I’ve told my neighbors that each year I toy with restricting myself to only eating meat I actually kill, as I almost do that anyway. I don’t because, like most, I enjoy variety; still, we must respect where our sustenance comes from and securing meat with our own hands and wits does engender deep respect. As I said, it also spawns love.

When we chat about such things I see in them an ignorance made possible by the mainstream media’s treatment of the millions of Americans who hunt. The media has mocked President Donald J. Trump’s sons for being hunters and has even treated them, and other hunters, as if they are bloodthirsty killers.

The reason some in the mainstream media push this view of hunters is purely political.
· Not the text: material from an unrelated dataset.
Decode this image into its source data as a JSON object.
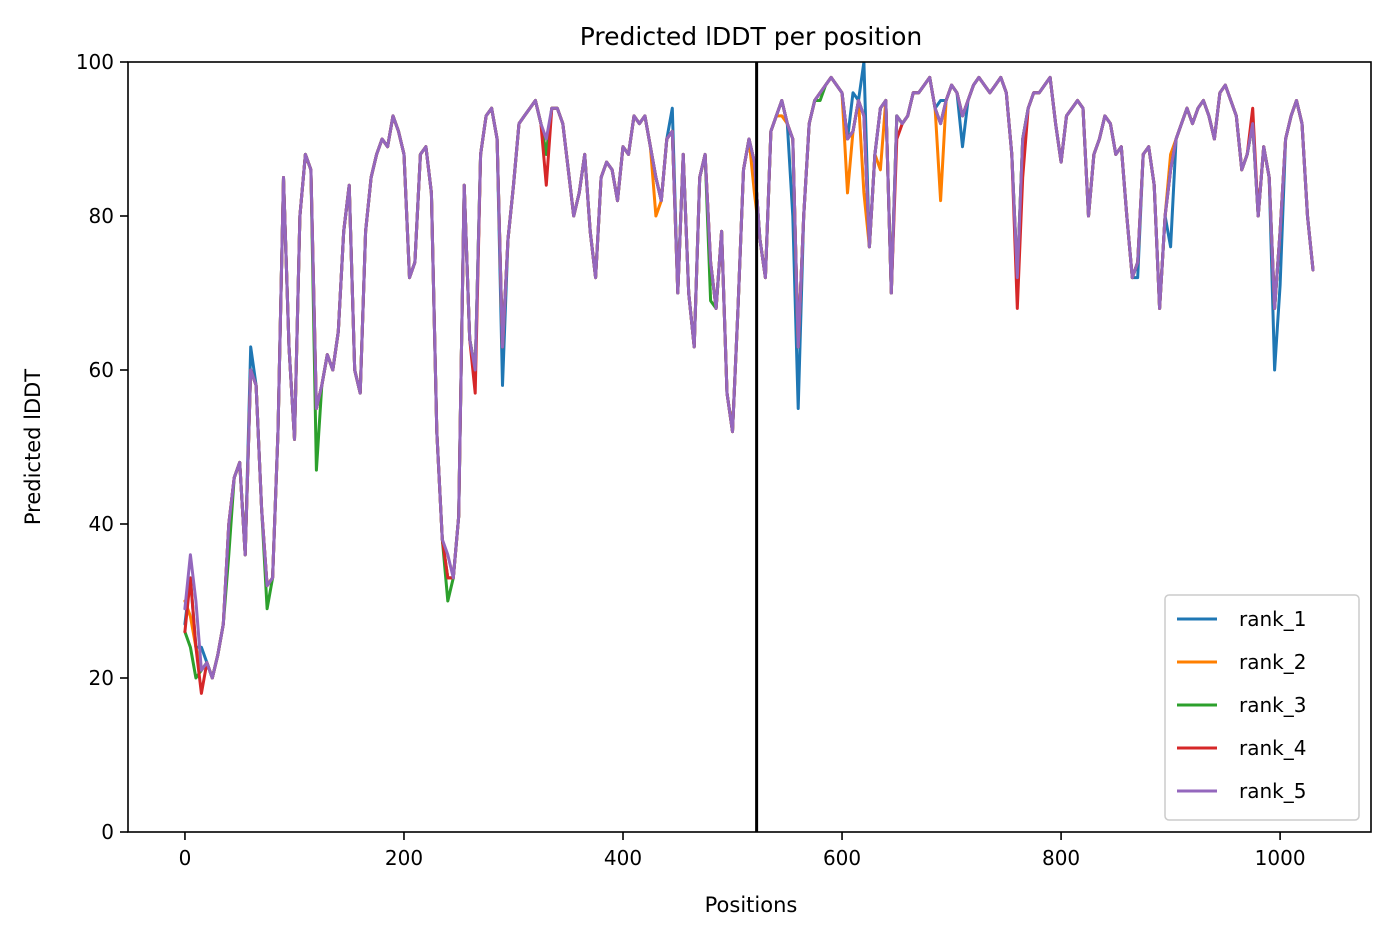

The progressive Left won’t treat hunters as the conservationists they are because they see hunters as a political constituency that more often votes for Republicans.

That’s small-minded and sad. People like that man I met in the parking lot in that public forest are pawns to this politically motivated misinformation. That’s not good for him and it’s not good for the environment, as the best environmental policy must be based on honest analysis, not blind, political hatred.

As for my neighbors, I haven’t lost hope they’ll come around regarding the critical role of hunting in wildlife conservation. Hate is easy when the person you dislike is someone you don’t know and so you can form a simpleminded bias against. It is harder to maintain this bias when he is your neighbor who raises his own vegetables in his garden and kills his own meat and who keeps telling you how much he loves what he hunts.